Two Cubans on a Hunger Strike Demanding Rights

Luis Manuel Otero Alcántara y Ariel Ruiz Urquiola

By Irina Echarry

HAVANA TIMES – I admire them; it’s the only channel they have left to demand their rights, they are fighting with the only weapon they have left: their bodies.

Pushing your body to the limit isn’t a game, it carries life, whether they die or don’t reach this fatal end. In the meantime, the body wears down and weakens, you may suffer organ failure, or an organ might stop working properly, which would reduce your quality of life.

There are Cubans, as I speak, who are in danger of dying because they prefer this to living without any dignity. You have to respect every person’s decision, even when we don’t agree with their form of struggle; but turning a blind eye is another thing. It’s impossible not to feel anxious as days pass by and their bodies weaken.

Artist Luis Manuel Otero Alcantara is once again putting his body up against the Government’s plans. A government that restricts his freedom, has slandered his reputation and is very afraid of him. The Cuban Government sentenced him to five years in prison for ordinary crimes such as public disorder, indecent assault of patriotic symbols over a period of time (with his performance piece Drapeu) and contempt. However, we all know that Luis Manuel is in prison because of his art and activism, even if they’re trying to cover it up. For using his art to stop the Government’s boot from trampling all over him, for trying to get all of us to wake up and avoid this trampling. He isn’t a terrorist, he’s a bothersome artist they want to keep quiet. Luis Manuel is demanding his immediate release, without having to go into exile, like the Government has bargained with other dissidents.

Biologist Ariel Ruiz Urquiola is also standing up to the Government, this time as a human rights representative at an international level.

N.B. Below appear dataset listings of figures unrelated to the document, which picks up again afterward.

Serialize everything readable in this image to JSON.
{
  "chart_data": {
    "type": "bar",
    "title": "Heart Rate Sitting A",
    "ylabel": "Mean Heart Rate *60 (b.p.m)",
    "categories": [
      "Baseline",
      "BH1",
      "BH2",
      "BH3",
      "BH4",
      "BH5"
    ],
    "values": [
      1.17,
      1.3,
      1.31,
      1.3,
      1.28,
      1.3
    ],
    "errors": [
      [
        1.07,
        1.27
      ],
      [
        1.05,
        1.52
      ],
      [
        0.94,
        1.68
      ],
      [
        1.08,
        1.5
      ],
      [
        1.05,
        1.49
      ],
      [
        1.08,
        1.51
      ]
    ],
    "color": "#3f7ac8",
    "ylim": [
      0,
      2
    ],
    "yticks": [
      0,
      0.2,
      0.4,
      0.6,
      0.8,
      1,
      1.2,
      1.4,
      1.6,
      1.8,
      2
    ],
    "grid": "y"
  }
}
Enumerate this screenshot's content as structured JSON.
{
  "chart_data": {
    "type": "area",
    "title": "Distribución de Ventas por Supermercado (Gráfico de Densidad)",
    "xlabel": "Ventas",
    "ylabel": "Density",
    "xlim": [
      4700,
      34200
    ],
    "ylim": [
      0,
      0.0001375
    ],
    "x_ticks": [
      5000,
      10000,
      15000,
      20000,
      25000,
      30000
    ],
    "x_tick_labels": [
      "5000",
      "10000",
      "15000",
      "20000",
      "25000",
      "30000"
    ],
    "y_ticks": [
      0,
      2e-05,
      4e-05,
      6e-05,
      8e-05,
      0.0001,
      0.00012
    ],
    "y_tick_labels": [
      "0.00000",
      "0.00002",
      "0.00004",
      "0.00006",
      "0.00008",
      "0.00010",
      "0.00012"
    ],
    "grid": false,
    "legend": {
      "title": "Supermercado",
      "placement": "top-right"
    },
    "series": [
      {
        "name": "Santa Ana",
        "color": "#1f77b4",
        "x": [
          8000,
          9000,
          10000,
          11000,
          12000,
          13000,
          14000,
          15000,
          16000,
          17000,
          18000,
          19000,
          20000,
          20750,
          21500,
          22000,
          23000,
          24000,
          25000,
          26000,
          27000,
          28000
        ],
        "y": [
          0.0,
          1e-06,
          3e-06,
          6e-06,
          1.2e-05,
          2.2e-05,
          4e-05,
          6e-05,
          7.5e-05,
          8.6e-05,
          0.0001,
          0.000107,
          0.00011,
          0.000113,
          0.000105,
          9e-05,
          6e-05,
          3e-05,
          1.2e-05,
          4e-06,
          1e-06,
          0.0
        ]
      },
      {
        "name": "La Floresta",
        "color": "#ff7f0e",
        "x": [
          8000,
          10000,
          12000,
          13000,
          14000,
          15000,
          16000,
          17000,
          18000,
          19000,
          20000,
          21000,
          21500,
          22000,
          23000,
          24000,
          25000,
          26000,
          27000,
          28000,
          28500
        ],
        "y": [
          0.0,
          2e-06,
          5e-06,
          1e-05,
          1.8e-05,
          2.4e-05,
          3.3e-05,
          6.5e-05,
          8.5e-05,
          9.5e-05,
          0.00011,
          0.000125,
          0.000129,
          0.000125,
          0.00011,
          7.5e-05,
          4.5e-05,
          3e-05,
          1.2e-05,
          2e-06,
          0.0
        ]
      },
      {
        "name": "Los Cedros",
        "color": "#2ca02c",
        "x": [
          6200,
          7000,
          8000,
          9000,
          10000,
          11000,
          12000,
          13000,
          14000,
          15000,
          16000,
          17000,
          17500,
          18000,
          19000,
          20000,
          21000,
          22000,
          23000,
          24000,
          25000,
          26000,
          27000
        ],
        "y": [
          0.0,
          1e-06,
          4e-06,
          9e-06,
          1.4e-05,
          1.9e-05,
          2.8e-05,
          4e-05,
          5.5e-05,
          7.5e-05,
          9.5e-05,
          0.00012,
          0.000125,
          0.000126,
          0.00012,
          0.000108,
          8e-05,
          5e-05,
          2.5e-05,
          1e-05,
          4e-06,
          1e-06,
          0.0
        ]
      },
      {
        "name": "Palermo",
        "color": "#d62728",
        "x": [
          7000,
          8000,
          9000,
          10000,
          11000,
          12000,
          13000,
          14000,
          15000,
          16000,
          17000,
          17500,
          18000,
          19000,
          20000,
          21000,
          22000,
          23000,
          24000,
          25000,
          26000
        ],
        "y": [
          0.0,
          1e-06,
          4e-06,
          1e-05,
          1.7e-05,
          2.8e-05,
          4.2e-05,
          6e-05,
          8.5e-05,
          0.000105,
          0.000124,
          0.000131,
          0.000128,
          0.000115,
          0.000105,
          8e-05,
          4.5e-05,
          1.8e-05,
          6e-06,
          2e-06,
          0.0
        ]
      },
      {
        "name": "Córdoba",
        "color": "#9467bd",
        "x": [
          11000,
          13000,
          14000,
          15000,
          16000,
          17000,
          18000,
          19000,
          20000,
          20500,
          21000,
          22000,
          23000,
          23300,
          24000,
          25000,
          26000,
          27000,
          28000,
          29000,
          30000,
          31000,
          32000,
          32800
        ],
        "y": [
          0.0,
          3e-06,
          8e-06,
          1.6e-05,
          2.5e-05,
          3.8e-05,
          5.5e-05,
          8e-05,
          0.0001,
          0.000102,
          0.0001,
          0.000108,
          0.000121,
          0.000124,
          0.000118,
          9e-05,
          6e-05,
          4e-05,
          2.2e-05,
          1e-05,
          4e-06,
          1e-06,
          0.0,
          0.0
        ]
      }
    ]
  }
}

He is demanding the UN take a firm stance against human rights violations committed by the Cuban Government against his family. On June 25th, his sister, the academic and activist Omara Ruiz Urquiola, wasn’t able to board a plane heading for Cuba, her country of residence. The airline informed her that they wouldn’t be able to take her home, because the Cuban Government has banned her entry into her own country, to punish her for her political activism.

Totalitarianism doesn’t forgive dissidence.

This isn’t the first time that Ariel and Luis Manuel have held hunger strikes, and that is why it’s so dangerous for both of their health.

Ariel is holding his hunger strike in public, on a street in Geneva, right outside the UN Human Rights Office. Luis Manuel is in a prison cell in Cuba, isolated, in the darkest silence.

Both of their suffering is a symbol of resistance and bravery, but I can’t stop but think that they are also bodies, bodies that could perish.